Am Samstag ging in San Sebastián das Filmfestival zu Ende. Diese 59. Ausgabe war die erste unter der Leitung des neuen Direktors José Luis Rebordinos. Geboten wurde ein erweitertes Programm, ein gewohnt grosses Staraufgebot und im Hauptwettbewerb einige diskutable Juryentscheide.
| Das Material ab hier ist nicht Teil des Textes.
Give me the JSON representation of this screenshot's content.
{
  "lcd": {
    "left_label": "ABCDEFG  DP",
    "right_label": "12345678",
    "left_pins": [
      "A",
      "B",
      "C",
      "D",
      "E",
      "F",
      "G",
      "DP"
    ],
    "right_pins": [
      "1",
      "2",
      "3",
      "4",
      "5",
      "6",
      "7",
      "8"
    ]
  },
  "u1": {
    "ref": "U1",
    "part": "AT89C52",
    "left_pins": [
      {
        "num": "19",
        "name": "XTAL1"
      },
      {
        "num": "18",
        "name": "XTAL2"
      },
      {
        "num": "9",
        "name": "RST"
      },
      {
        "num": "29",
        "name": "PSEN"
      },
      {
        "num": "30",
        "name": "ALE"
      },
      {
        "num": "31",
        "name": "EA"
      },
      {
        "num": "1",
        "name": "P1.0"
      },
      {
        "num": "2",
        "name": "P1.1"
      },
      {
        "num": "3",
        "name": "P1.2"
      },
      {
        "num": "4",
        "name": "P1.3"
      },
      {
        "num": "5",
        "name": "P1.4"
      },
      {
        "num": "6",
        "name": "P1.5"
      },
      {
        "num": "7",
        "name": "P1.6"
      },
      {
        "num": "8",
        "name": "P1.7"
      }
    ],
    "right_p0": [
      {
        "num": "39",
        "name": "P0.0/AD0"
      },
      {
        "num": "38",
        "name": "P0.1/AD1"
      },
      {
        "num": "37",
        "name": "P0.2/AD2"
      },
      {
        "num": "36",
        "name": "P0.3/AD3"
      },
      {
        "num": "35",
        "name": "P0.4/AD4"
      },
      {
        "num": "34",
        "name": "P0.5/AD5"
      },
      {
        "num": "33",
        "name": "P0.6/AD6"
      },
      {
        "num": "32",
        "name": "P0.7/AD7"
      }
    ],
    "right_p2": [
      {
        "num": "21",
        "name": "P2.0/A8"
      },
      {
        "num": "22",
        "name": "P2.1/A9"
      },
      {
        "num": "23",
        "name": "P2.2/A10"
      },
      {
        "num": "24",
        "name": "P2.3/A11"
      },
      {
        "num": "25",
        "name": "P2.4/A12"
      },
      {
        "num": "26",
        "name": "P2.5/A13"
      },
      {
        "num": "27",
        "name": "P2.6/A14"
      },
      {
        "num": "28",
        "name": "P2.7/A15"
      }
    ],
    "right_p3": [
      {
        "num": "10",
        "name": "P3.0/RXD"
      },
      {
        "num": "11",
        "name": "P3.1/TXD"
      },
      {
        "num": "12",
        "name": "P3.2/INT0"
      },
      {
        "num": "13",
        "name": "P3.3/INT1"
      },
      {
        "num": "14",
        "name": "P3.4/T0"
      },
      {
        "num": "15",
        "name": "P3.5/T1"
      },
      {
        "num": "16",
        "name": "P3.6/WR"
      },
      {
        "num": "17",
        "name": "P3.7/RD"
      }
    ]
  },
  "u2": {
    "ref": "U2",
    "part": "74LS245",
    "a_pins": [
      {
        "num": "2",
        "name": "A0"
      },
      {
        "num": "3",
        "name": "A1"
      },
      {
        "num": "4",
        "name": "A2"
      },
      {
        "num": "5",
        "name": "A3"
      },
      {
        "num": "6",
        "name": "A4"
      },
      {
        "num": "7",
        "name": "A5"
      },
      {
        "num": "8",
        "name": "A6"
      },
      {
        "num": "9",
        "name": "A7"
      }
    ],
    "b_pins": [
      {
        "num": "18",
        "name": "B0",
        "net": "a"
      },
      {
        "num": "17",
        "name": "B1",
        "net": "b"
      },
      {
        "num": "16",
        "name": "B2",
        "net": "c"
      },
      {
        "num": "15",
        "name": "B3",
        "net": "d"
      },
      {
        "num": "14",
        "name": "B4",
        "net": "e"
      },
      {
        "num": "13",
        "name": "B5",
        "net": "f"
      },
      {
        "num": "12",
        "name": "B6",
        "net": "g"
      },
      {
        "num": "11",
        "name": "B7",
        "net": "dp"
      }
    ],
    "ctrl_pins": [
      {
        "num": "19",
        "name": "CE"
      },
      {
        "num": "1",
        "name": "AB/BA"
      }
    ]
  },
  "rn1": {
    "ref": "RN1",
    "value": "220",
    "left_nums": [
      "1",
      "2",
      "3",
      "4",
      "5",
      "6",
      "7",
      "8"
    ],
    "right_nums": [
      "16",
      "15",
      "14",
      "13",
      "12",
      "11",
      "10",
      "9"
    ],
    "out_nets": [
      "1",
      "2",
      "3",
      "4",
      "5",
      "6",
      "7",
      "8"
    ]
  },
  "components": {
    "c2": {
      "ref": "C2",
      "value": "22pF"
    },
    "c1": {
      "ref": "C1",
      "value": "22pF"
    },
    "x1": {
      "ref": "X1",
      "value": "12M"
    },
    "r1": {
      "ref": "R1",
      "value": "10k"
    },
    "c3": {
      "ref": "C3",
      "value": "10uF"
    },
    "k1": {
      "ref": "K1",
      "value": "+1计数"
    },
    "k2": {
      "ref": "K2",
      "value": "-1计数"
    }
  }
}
Terence Davies ging leer aus, nicht besser erging es Arturo Ripstein und Kim Ki-duk. Es fehlte in diesem Jahr nicht an bekannten Namen im 16 Filme umfassenden Hauptwettbewerb von San Sebastián, und auch die internationale Jury war unter anderem mit der amerikanischen Schauspielerin Frances McDormand, der französischen Kamerafrau Sophie Maintigneux, dem mexikanischen Drehbuchautor Guillermo Arriaga und dem spanischen Regisseur Álex de la Iglesia prominent besetzt.

Meisterhafte Literaturverfilmungen
Doch die Werke der (Alt-)Meister aus England, Mexiko und Südkorea fanden trotz ihrer formalen Geschlossenheit, ihrer inhaltlichen Raffinesse und ihrer emotionalen Wucht keine Beachtung bei den Entscheiden der Jury. Zwar sind „The Deep Blue Sea“ von Terence Davies und „Las razones del corazón“ von Arturo Ripstein – ein klassisches Melodrama um eine junge Richtersgattin (Rachel Weisz) im England der frühen 1950er das eine, die ins Mexiko der Gegenwart verlegte Adaptation von Gustave Flauberts Liebesdrama „Madame Bovary“ das andere – Literaturverfilmungen von Klassikern, doch beide glänzen mit einer modernen, bis aufs äusserste verfeinerten filmischen Sprache, heben in der Darstellung des Schmerzes ihrer Protagonistinnen in Sphären ab, die Lichtjahre entfernt sind von der Verstaubtheit, an der so viele Literaturverfilmungen kranken. Und der koreanische Vielfilmer Kim Ki-duk, von dem man ja gewohnt ist, absurdeste Geschichten um Liebesleid und Geschlechterkampf plausibel und in Bildern von makelloser Schönheit präsentiert zu bekommen, glänzte dieses Mal in „Amen“ mit einem sich der christlichen Ikonografie bedienenden, symbolschwangeren Minimalismus, der es in sich hat. In dem fast dialoglosen Film sucht eine junge Frau zwischen Paris, Venedig und Avignon nach ihrem verschwundenen Liebhaber, von dem sie offenbar schwanger ist. Dabei wird sie so weit auf sich selber zurückgeworfen, dass am Ende völlig unklar ist, ob es je einen Liebhaber und eine Schwangerschaft gegeben hat.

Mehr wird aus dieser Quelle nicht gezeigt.